6.Set Up Social Media Pages and Accounts

In today’s modern world, having a website isn’t going to be enough to get your business off the ground. You need to be working to connect with others via social media. This is a great form of advertising because you can show off photos on your Facebook and Instagram accounts. Connect with other businesses and with clients wherever you can. 

7.Decide What You Are Going To Charge 

Once you have established the framework for your business, you need to focus on one of the most important aspects – how you will get paid. Do a bit of market research to see what other face painters in your area are charging for their services.

Make sure that your rates are right in line with your competitors. You don’t want to be the cheapest because you might be underselling your time and talents. However, you also don’t want to be the most expensive since you are a brand new business. 

Some people choose to advertise their rates on their website and promotional materials. This can be an easy way to weed through clients that are not willing to pay a fair rate for your services.

Unfortunately, this tactic does not allow you to explain that you might charge extra for a trip fee or offer a discount to clients booking for multiple hours. Consider whether you should advertise your rates or whether you should price each job according to the details of the booking. 

8.Decide On Which Payment Method are You Going to Accept 

Before you can go to your first gig, you need to decide how you will be accepting payments. Will you take cash only or will you accept card payments? If you are accepting credit card payments, you need to make sure that you are charging enough to cover the processing fees associated with this payment method.

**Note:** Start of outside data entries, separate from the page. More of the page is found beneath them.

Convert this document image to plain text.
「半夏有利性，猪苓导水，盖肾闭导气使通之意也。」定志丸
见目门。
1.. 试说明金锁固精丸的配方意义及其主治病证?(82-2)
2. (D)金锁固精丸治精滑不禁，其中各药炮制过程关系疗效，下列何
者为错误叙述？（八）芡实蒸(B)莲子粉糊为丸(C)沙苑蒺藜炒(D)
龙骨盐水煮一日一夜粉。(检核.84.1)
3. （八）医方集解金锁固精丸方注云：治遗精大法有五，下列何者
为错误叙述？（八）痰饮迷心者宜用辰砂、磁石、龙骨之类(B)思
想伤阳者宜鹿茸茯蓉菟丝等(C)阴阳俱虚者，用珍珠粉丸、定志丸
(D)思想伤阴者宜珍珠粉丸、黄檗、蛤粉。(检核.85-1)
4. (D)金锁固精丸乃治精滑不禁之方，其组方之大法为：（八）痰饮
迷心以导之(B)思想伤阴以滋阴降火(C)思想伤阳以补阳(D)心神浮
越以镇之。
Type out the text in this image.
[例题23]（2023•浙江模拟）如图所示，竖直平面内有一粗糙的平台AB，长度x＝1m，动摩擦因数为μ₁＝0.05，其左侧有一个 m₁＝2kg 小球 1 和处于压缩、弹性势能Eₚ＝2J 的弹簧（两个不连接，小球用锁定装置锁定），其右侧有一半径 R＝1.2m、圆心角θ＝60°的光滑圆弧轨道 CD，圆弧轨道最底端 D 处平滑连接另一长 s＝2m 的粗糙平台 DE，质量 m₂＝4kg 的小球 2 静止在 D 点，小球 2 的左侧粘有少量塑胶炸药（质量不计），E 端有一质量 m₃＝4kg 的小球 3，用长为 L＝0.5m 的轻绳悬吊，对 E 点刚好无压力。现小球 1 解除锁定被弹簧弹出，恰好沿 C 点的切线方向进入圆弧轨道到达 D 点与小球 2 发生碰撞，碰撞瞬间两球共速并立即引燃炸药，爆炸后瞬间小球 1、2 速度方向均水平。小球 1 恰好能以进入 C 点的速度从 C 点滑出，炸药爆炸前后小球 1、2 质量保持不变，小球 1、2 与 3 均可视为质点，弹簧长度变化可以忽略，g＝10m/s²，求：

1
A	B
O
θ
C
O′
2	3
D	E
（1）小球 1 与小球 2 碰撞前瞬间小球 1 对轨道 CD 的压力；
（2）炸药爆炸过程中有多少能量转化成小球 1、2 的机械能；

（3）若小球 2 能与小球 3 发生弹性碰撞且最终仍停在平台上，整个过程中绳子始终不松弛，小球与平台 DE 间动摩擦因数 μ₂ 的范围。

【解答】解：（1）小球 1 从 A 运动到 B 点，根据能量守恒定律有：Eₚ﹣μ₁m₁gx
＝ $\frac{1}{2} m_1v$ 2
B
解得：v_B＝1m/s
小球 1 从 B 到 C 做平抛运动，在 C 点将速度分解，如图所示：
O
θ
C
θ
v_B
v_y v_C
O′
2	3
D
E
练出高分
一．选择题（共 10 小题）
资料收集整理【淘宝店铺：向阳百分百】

You will also need to invest in equipment to read cards and collect funds. 

Square makes reasonably priced solutions if you want to accept card payments. Their on-the-go terminal allows you to accept credit cards and print receipts. Investing in this equipment will set you back by about $300. 

9.Market Aggressively 

You have already built up a wonderful portfolio through volunteer work and practice. Now, it is time to make your business official and start seeing those gigs pour in!

Get creative with where you advertise for your services. It isn’t enough just to put a website up on the internet and hope that you get noticed. Take your promotional materials to other small businesses in the area, and ask if you can leave them on bulletin boards and in lobbies. You might consider sending out mailers to businesses in your area. 

Look for businesses that might offer services that can pair with your own and build relationships with them.

Not only are these excellent places to put your promotional materials, but you can build stronger relationships and ties throughout the community. When their services are booked, they can naturally recommend that you join them for a fun afternoon of face painting. This relationship works both ways, and you can also help them out. It’s a great thing for everyone involved. 

10.Sell at Craft Fairs and Shows

In the beginning, you might not have paying clients lined up. This is a great time to attend local craft fairs, farmer’s markets, and art shows. You can set up your own booth and charge per face painting to help cover the entry fees and the cost of your paint. Make sure to take lots of pictures so that you can post them on social media! 

Enjoy the Fruits of Your Labor

By this point, you have already launched your soon-to-be successful face painting business. You put in the long hours of practicing and perfecting your craft. You created a sleek business profile, set your rates, and advertised as much as possible. Growing your face painting career is now happening in earnest, and it is all because of the hard work that you put into it. 

Face painting has the potential to be as big as you want it to be. It could be a part-time gig for the weekends or a full-time income. If you have the passion and talent for painting, you might want to investigate this potential career move!